Authors and songwriters are often invited to a variety of workshops where they share, showcase, and openly collaborate on ideas that have caught their imagination. These constructive sessions help bring different experiences, perspectives, and advice to help ideas become something that connects with others. As artists, we are more comfortable with the notion that ideas merely pass through us rather than belonging to anyone, and that everyone benefits from openly sharing ideas.
When it comes to ideas in the business world however; we seem to get it wrong – quite often. I think it is because we make two critical errors.
1) We extend a law of money over to ideas.
If you and I were to share a sum of money, we could each expect half. This is expressed in a simple math equation of 1 / 2 = 0.5. But when an idea is shared, we both get a full idea. The equation changes from one of division to one of multiplication, such as 1 x 2 = 2. On top of that; each idea can be independently adapted or can inspire a variety of new ideas. This doesn’t happen with money.
2) We consider the source of ideas.
Due to the hierarchy and responsibilities within a business, we rarely challenge ideas from those above us and hardly consider ideas from those below us. Would you risk your job to be the one to tell the CEO you think her idea won’t work? All too often managers’ egos prevent good ideas from building momentum simply because they came from someone else.

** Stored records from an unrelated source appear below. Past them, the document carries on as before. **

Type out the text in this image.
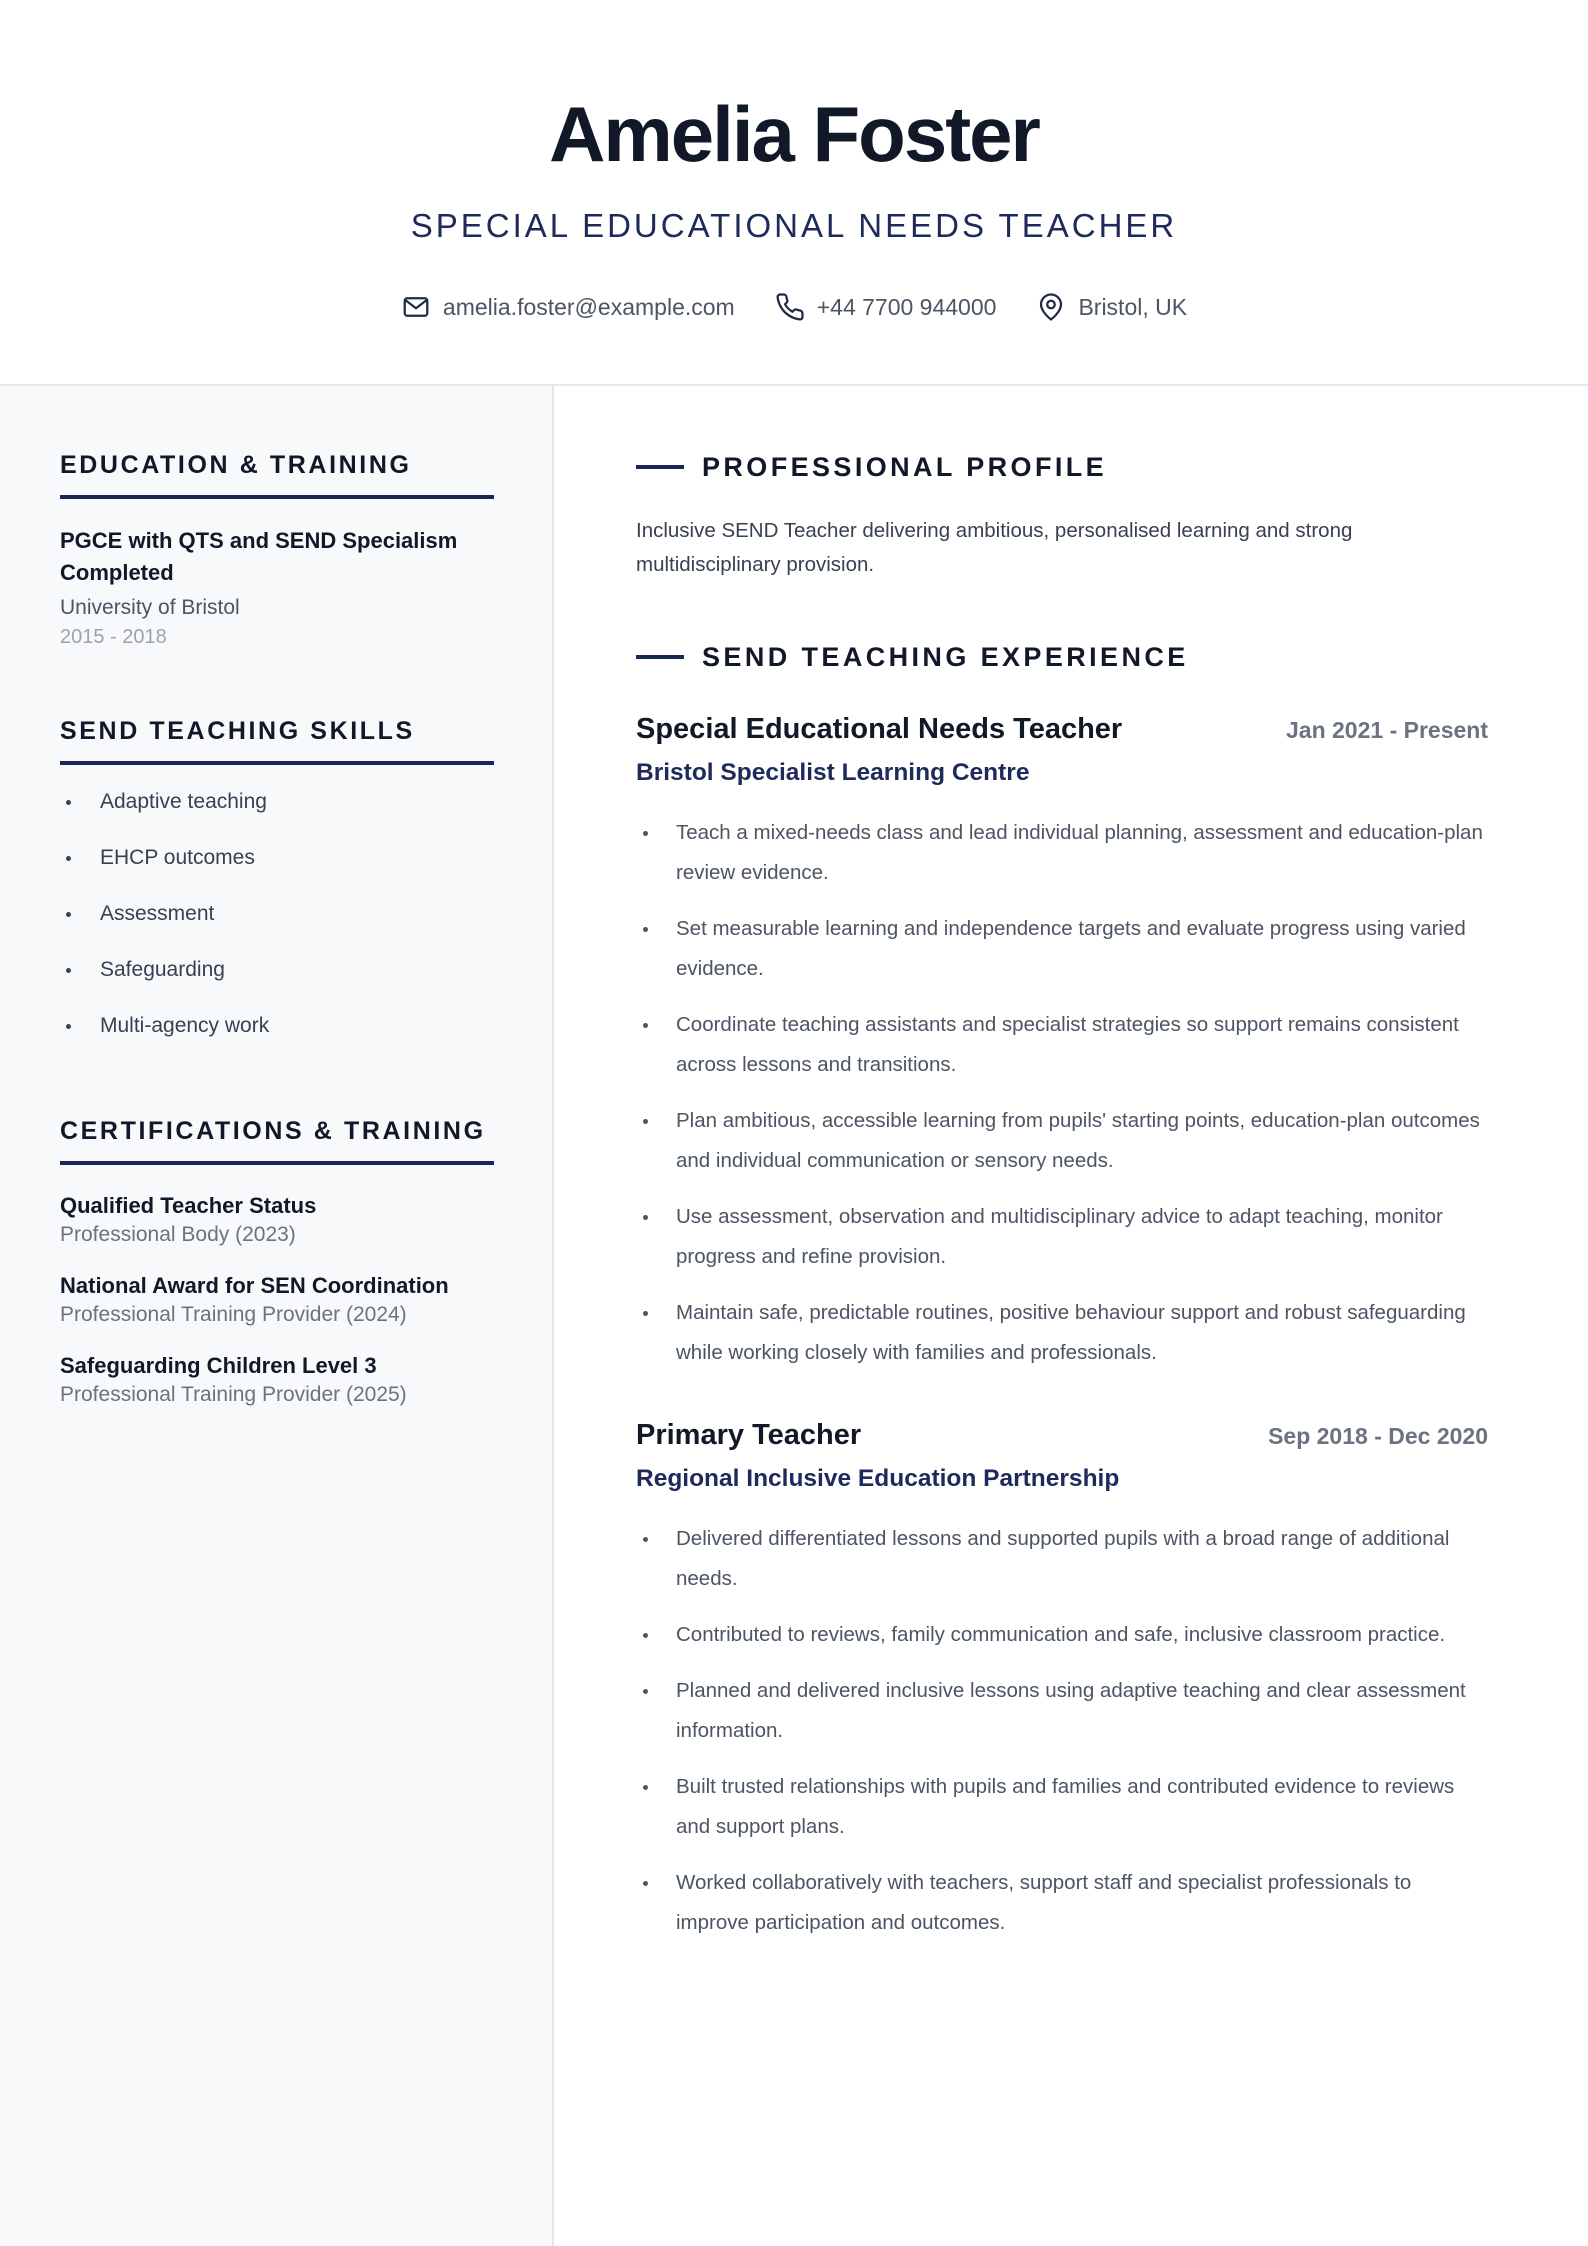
Amelia Foster
SPECIAL EDUCATIONAL NEEDS TEACHER
amelia.foster@example.com	+44 7700 944000	Bristol, UK
EDUCATION & TRAINING
PGCE with QTS and SEND Specialism Completed
University of Bristol
2015 - 2018
SEND TEACHING SKILLS
Adaptive teaching
EHCP outcomes
Assessment
Safeguarding
Multi-agency work
CERTIFICATIONS & TRAINING
Qualified Teacher Status
Professional Body (2023)
National Award for SEN Coordination
Professional Training Provider (2024)
Safeguarding Children Level 3
Professional Training Provider (2025)
PROFESSIONAL PROFILE
Inclusive SEND Teacher delivering ambitious, personalised learning and strong multidisciplinary provision.
SEND TEACHING EXPERIENCE
Special Educational Needs Teacher	Jan 2021 - Present
Bristol Specialist Learning Centre
Teach a mixed-needs class and lead individual planning, assessment and education-plan review evidence.
Set measurable learning and independence targets and evaluate progress using varied evidence.
Coordinate teaching assistants and specialist strategies so support remains consistent across lessons and transitions.
Plan ambitious, accessible learning from pupils' starting points, education-plan outcomes and individual communication or sensory needs.
Use assessment, observation and multidisciplinary advice to adapt teaching, monitor progress and refine provision.
Maintain safe, predictable routines, positive behaviour support and robust safeguarding while working closely with families and professionals.
Primary Teacher	Sep 2018 - Dec 2020
Regional Inclusive Education Partnership
Delivered differentiated lessons and supported pupils with a broad range of additional needs.
Contributed to reviews, family communication and safe, inclusive classroom practice.
Planned and delivered inclusive lessons using adaptive teaching and clear assessment information.
Built trusted relationships with pupils and families and contributed evidence to reviews and support plans.
Worked collaboratively with teachers, support staff and specialist professionals to improve participation and outcomes.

This is not a new challenge. Charles Edward Montague (English journalist, essayist, and novelist 1867-1928) understood this phenomenon when he famously wrote;
“There is no limit to what a man can do so long as he does not care a straw who gets the credit.”
Businesses today need to adopt more idea workshops where such barriers are removed and everyone can openly collaborate to help bring raw ideas to maturity; regardless of the source. Such collaborations should include representation from every department. This not only helps generate ideas that actually work for every department, but also helps with the all-important ‘buy-in’ of ideas that are implemented.
A few final notes about ideas:
1) Ideas are never perfect in their raw form. In fact, they are often quite fragile. They require a delicate touch in regards to the input and experiences of a diverse group or personalities.
2) Ideas don’t do anybody much good just bouncing around in our brains. Besides opportunities for improvement; sharing helps make ‘room’ for more ideas to come.
3) Each of us have unlimited potential for creating ideas. It is one of the gifts of being a human; yet this skill needs to be developed and supported throughout our lives or else it will wither away.
4) None of us has exclusive rights – or even a higher percentage – of good, bad, large, or small, etc. ideas. The only way to have more ‘good’ ideas is to simply have LOTS of ideas; and to share them with other people. You never know when a ‘silly’ idea like an automobile made from an assembly line, or an electric incandescent light bulb, or a personal computer can come along and change the world.
When you build better mechanisms for handling ideas; you will get better ideas!